To use @utoo/web, your server must serve the application with specific HTTP headers to create a cross-origin isolated environment.

You must configure your server to send the following two headers:

Cross-Origin-Opener-Policy: same-origin Cross-Origin-Embedder-Policy: require-corp

This is a security requirement browsers enforce to enable powerful features like SharedArrayBuffer, which are essential for the multi-threaded performance of the underlying WebAssembly components.

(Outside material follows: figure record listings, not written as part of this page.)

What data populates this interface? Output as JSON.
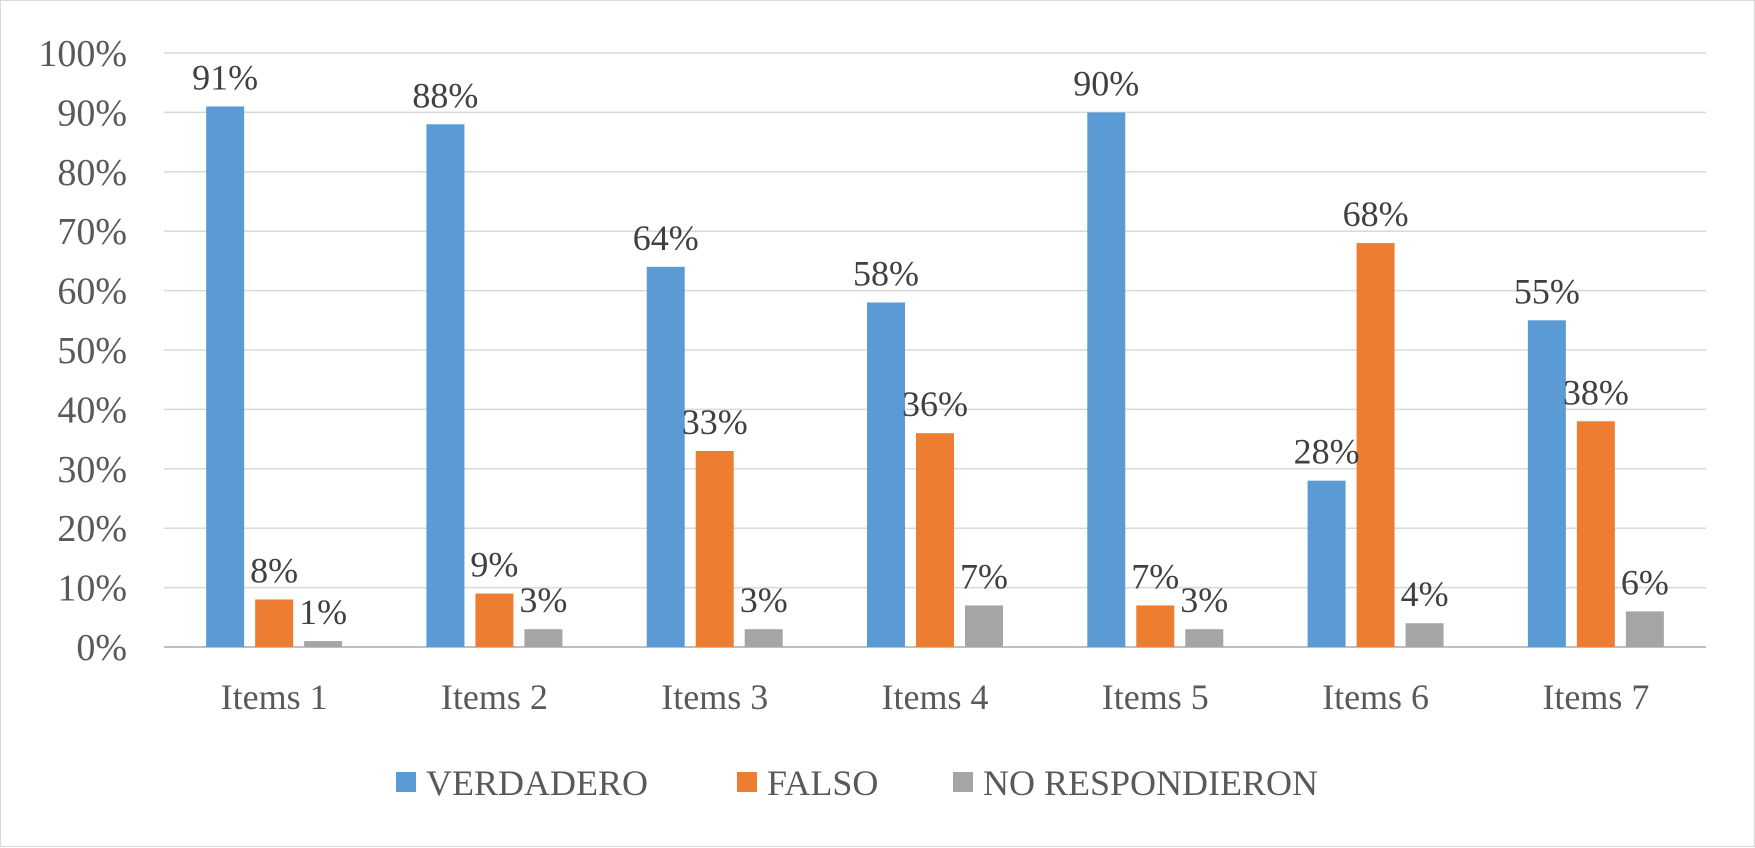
{
  "chart_data": {
    "type": "bar",
    "categories": [
      "Items 1",
      "Items 2",
      "Items 3",
      "Items 4",
      "Items 5",
      "Items 6",
      "Items 7"
    ],
    "series": [
      {
        "name": "VERDADERO",
        "color": "#5B9BD5",
        "values": [
          0.91,
          0.88,
          0.64,
          0.58,
          0.9,
          0.28,
          0.55
        ],
        "labels": [
          "91%",
          "88%",
          "64%",
          "58%",
          "90%",
          "28%",
          "55%"
        ]
      },
      {
        "name": "FALSO",
        "color": "#ED7D31",
        "values": [
          0.08,
          0.09,
          0.33,
          0.36,
          0.07,
          0.68,
          0.38
        ],
        "labels": [
          "8%",
          "9%",
          "33%",
          "36%",
          "7%",
          "68%",
          "38%"
        ]
      },
      {
        "name": "NO RESPONDIERON",
        "color": "#A5A5A5",
        "values": [
          0.01,
          0.03,
          0.03,
          0.07,
          0.03,
          0.04,
          0.06
        ],
        "labels": [
          "1%",
          "3%",
          "3%",
          "7%",
          "3%",
          "4%",
          "6%"
        ]
      }
    ],
    "ylim": [
      0,
      1
    ],
    "yticks": [
      "0%",
      "10%",
      "20%",
      "30%",
      "40%",
      "50%",
      "60%",
      "70%",
      "80%",
      "90%",
      "100%"
    ],
    "grid": true,
    "legend_position": "bottom"
  }
}
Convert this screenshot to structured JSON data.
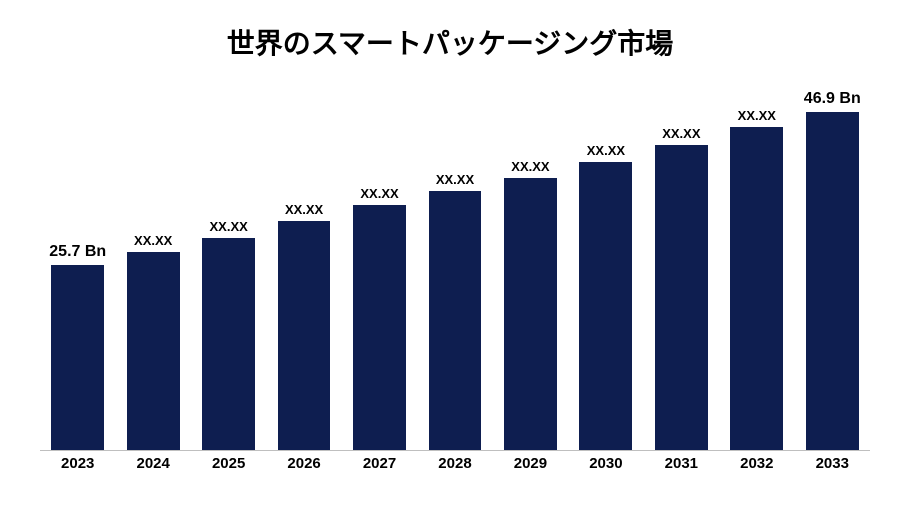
{
  "chart": {
    "type": "bar",
    "title": "世界のスマートパッケージング市場",
    "title_fontsize": 28,
    "title_color": "#000000",
    "background_color": "#ffffff",
    "bar_color": "#0e1e50",
    "bar_width_pct": 70,
    "axis_line_color": "#bfbfbf",
    "ymax": 50,
    "value_label_fontsize_first_last": 16,
    "value_label_fontsize_mid": 13,
    "x_label_fontsize": 15,
    "x_label_color": "#000000",
    "bars": [
      {
        "category": "2023",
        "value": 25.7,
        "label": "25.7 Bn",
        "emphasis": true
      },
      {
        "category": "2024",
        "value": 27.5,
        "label": "XX.XX",
        "emphasis": false
      },
      {
        "category": "2025",
        "value": 29.5,
        "label": "XX.XX",
        "emphasis": false
      },
      {
        "category": "2026",
        "value": 31.8,
        "label": "XX.XX",
        "emphasis": false
      },
      {
        "category": "2027",
        "value": 34.0,
        "label": "XX.XX",
        "emphasis": false
      },
      {
        "category": "2028",
        "value": 36.0,
        "label": "XX.XX",
        "emphasis": false
      },
      {
        "category": "2029",
        "value": 37.8,
        "label": "XX.XX",
        "emphasis": false
      },
      {
        "category": "2030",
        "value": 40.0,
        "label": "XX.XX",
        "emphasis": false
      },
      {
        "category": "2031",
        "value": 42.3,
        "label": "XX.XX",
        "emphasis": false
      },
      {
        "category": "2032",
        "value": 44.8,
        "label": "XX.XX",
        "emphasis": false
      },
      {
        "category": "2033",
        "value": 46.9,
        "label": "46.9 Bn",
        "emphasis": true
      }
    ]
  }
}
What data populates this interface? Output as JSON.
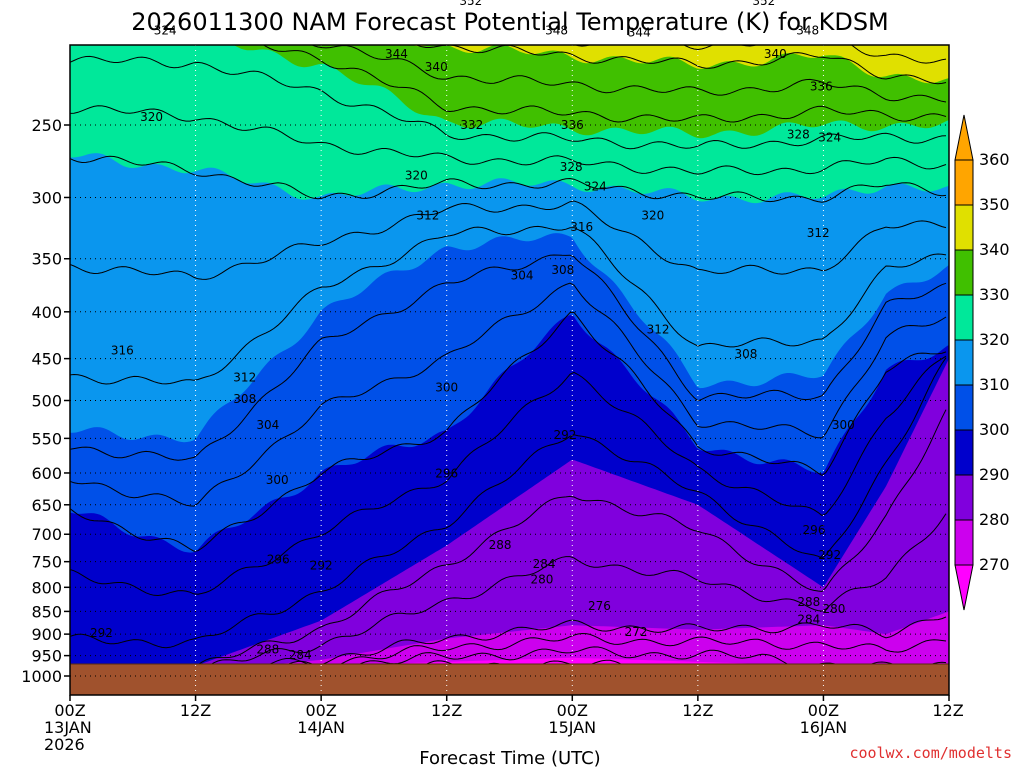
{
  "chart_data": {
    "type": "contour",
    "title": "2026011300 NAM Forecast Potential Temperature (K) for KDSM",
    "xlabel": "Forecast Time (UTC)",
    "ylabel": "Pressure (hPa)",
    "credit": "coolwx.com/modelts",
    "x_range_hours": [
      0,
      84
    ],
    "y_ticks": [
      250,
      300,
      350,
      400,
      450,
      500,
      550,
      600,
      650,
      700,
      750,
      800,
      850,
      900,
      950,
      1000
    ],
    "x_ticks": [
      {
        "hour": 0,
        "lines": [
          "00Z",
          "13JAN",
          "2026"
        ]
      },
      {
        "hour": 12,
        "lines": [
          "12Z"
        ]
      },
      {
        "hour": 24,
        "lines": [
          "00Z",
          "14JAN"
        ]
      },
      {
        "hour": 36,
        "lines": [
          "12Z"
        ]
      },
      {
        "hour": 48,
        "lines": [
          "00Z",
          "15JAN"
        ]
      },
      {
        "hour": 60,
        "lines": [
          "12Z"
        ]
      },
      {
        "hour": 72,
        "lines": [
          "00Z",
          "16JAN"
        ]
      },
      {
        "hour": 84,
        "lines": [
          "12Z"
        ]
      }
    ],
    "colorbar": {
      "levels": [
        270,
        280,
        290,
        300,
        310,
        320,
        330,
        340,
        350,
        360
      ],
      "colors": [
        "#ff00ff",
        "#cc00ee",
        "#8000dd",
        "#0000cc",
        "#0050e8",
        "#0a96ee",
        "#00e89a",
        "#40c000",
        "#e0e000",
        "#ffa500"
      ],
      "labels": [
        "270",
        "280",
        "290",
        "300",
        "310",
        "320",
        "330",
        "340",
        "350",
        "360"
      ]
    },
    "series": [
      {
        "name": "theta-270",
        "hours": [
          6,
          18,
          30,
          42,
          48,
          54,
          66,
          72
        ],
        "pressure": [
          1000,
          1000,
          970,
          960,
          955,
          960,
          970,
          1000
        ]
      },
      {
        "name": "theta-280",
        "hours": [
          0,
          12,
          24,
          36,
          48,
          60,
          72,
          78,
          84
        ],
        "pressure": [
          1000,
          990,
          960,
          910,
          880,
          890,
          880,
          900,
          850
        ]
      },
      {
        "name": "theta-290",
        "hours": [
          0,
          12,
          24,
          36,
          48,
          60,
          72,
          78,
          84
        ],
        "pressure": [
          990,
          975,
          870,
          720,
          580,
          650,
          800,
          620,
          450
        ]
      },
      {
        "name": "theta-300",
        "hours": [
          0,
          12,
          24,
          36,
          48,
          60,
          72,
          78,
          84
        ],
        "pressure": [
          660,
          730,
          600,
          540,
          400,
          560,
          600,
          460,
          440
        ]
      },
      {
        "name": "theta-310",
        "hours": [
          0,
          12,
          24,
          36,
          48,
          60,
          72,
          78,
          84
        ],
        "pressure": [
          540,
          550,
          400,
          340,
          330,
          480,
          470,
          380,
          360
        ]
      },
      {
        "name": "theta-320",
        "hours": [
          0,
          12,
          24,
          36,
          48,
          60,
          72,
          78,
          84
        ],
        "pressure": [
          270,
          280,
          300,
          290,
          290,
          300,
          300,
          290,
          295
        ]
      },
      {
        "name": "theta-330",
        "hours": [
          0,
          12,
          24,
          36,
          48,
          60,
          72,
          78,
          84
        ],
        "pressure": [
          200,
          200,
          215,
          248,
          252,
          256,
          250,
          250,
          250
        ]
      },
      {
        "name": "theta-340",
        "hours": [
          0,
          12,
          24,
          36,
          48,
          60,
          72,
          78,
          84
        ],
        "pressure": [
          190,
          190,
          195,
          205,
          210,
          215,
          210,
          220,
          225
        ]
      },
      {
        "name": "theta-350",
        "hours": [
          0,
          12,
          24,
          36,
          48,
          60,
          72,
          78,
          84
        ],
        "pressure": [
          180,
          180,
          180,
          185,
          190,
          190,
          185,
          195,
          200
        ]
      }
    ],
    "contour_labels": [
      {
        "text": "352",
        "hour": 38.3,
        "pressure": 183
      },
      {
        "text": "352",
        "hour": 66.3,
        "pressure": 183
      },
      {
        "text": "324",
        "hour": 9.1,
        "pressure": 197
      },
      {
        "text": "348",
        "hour": 46.5,
        "pressure": 197
      },
      {
        "text": "344",
        "hour": 54.4,
        "pressure": 198
      },
      {
        "text": "348",
        "hour": 70.5,
        "pressure": 197
      },
      {
        "text": "344",
        "hour": 31.2,
        "pressure": 209
      },
      {
        "text": "340",
        "hour": 35.0,
        "pressure": 216
      },
      {
        "text": "340",
        "hour": 67.4,
        "pressure": 209
      },
      {
        "text": "336",
        "hour": 71.8,
        "pressure": 227
      },
      {
        "text": "320",
        "hour": 7.8,
        "pressure": 245
      },
      {
        "text": "332",
        "hour": 38.4,
        "pressure": 250
      },
      {
        "text": "336",
        "hour": 48.0,
        "pressure": 250
      },
      {
        "text": "328",
        "hour": 69.6,
        "pressure": 256
      },
      {
        "text": "324",
        "hour": 72.6,
        "pressure": 258
      },
      {
        "text": "328",
        "hour": 47.9,
        "pressure": 278
      },
      {
        "text": "320",
        "hour": 33.1,
        "pressure": 284
      },
      {
        "text": "324",
        "hour": 50.2,
        "pressure": 292
      },
      {
        "text": "312",
        "hour": 34.2,
        "pressure": 314
      },
      {
        "text": "320",
        "hour": 55.7,
        "pressure": 314
      },
      {
        "text": "316",
        "hour": 48.9,
        "pressure": 323
      },
      {
        "text": "312",
        "hour": 71.5,
        "pressure": 328
      },
      {
        "text": "304",
        "hour": 43.2,
        "pressure": 365
      },
      {
        "text": "308",
        "hour": 47.1,
        "pressure": 360
      },
      {
        "text": "312",
        "hour": 56.2,
        "pressure": 418
      },
      {
        "text": "316",
        "hour": 5.0,
        "pressure": 441
      },
      {
        "text": "308",
        "hour": 64.6,
        "pressure": 445
      },
      {
        "text": "312",
        "hour": 16.7,
        "pressure": 472
      },
      {
        "text": "300",
        "hour": 36.0,
        "pressure": 484
      },
      {
        "text": "308",
        "hour": 16.7,
        "pressure": 498
      },
      {
        "text": "304",
        "hour": 18.9,
        "pressure": 532
      },
      {
        "text": "300",
        "hour": 73.9,
        "pressure": 532
      },
      {
        "text": "292",
        "hour": 47.3,
        "pressure": 545
      },
      {
        "text": "296",
        "hour": 36.0,
        "pressure": 601
      },
      {
        "text": "300",
        "hour": 19.8,
        "pressure": 611
      },
      {
        "text": "296",
        "hour": 71.1,
        "pressure": 693
      },
      {
        "text": "288",
        "hour": 41.1,
        "pressure": 719
      },
      {
        "text": "296",
        "hour": 19.9,
        "pressure": 746
      },
      {
        "text": "292",
        "hour": 24.0,
        "pressure": 757
      },
      {
        "text": "292",
        "hour": 72.6,
        "pressure": 738
      },
      {
        "text": "284",
        "hour": 45.3,
        "pressure": 754
      },
      {
        "text": "280",
        "hour": 45.1,
        "pressure": 784
      },
      {
        "text": "288",
        "hour": 70.6,
        "pressure": 830
      },
      {
        "text": "280",
        "hour": 73.0,
        "pressure": 845
      },
      {
        "text": "276",
        "hour": 50.6,
        "pressure": 838
      },
      {
        "text": "284",
        "hour": 70.6,
        "pressure": 867
      },
      {
        "text": "272",
        "hour": 54.1,
        "pressure": 895
      },
      {
        "text": "292",
        "hour": 3.0,
        "pressure": 897
      },
      {
        "text": "288",
        "hour": 18.9,
        "pressure": 936
      },
      {
        "text": "284",
        "hour": 22.0,
        "pressure": 948
      }
    ]
  }
}
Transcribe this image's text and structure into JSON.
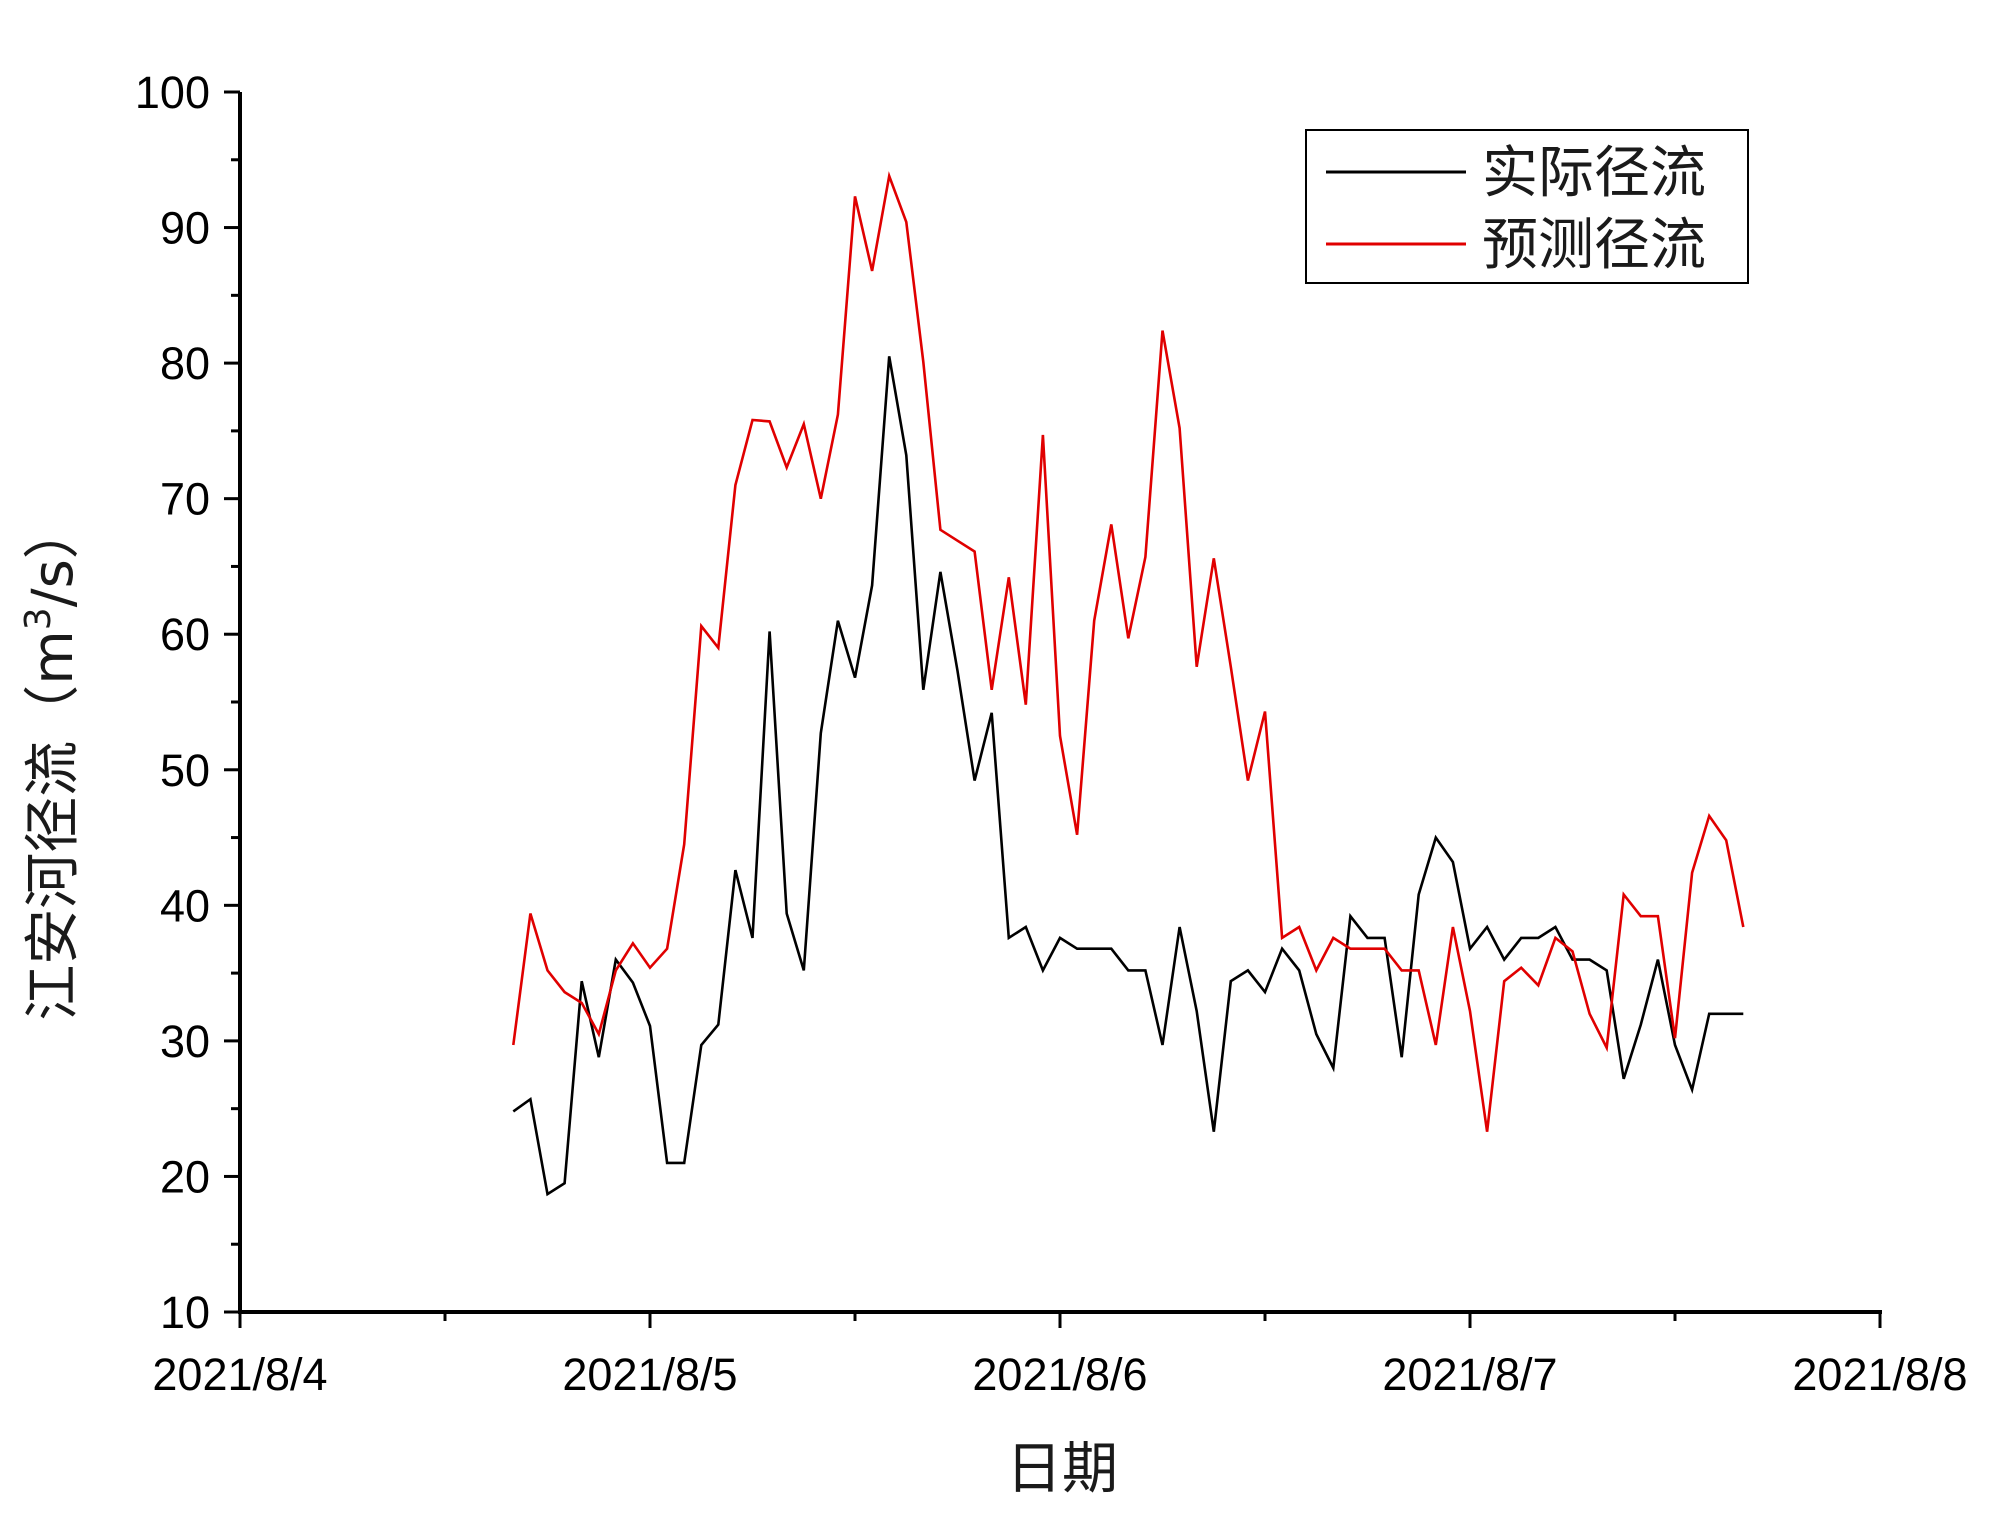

Example: webpack-dev-server

webpack.config.js
module.exports = { devServer: { headers: { "Cross-Origin-Opener-Policy": "same-origin", "Cross-Origin-Embedder-Policy": "require-corp", }, }, };

Notes

  • Since the default memory allocator on Rust, dlmalloc, does not perform ideally on multi-threaded wasm, we have ported mimalloc to the wasm32-unknown-unknown platform to support running builds with threads equal to the number of CPU cores. Therefore, the difference in build performance between the browser environment and the operating system environment is very small.
  • In the future, we will also support the HMR feature in the browser.
  • Advanced features of turbopack such as persistent caching, are also in the plan and will be supported directly in the browser in the future.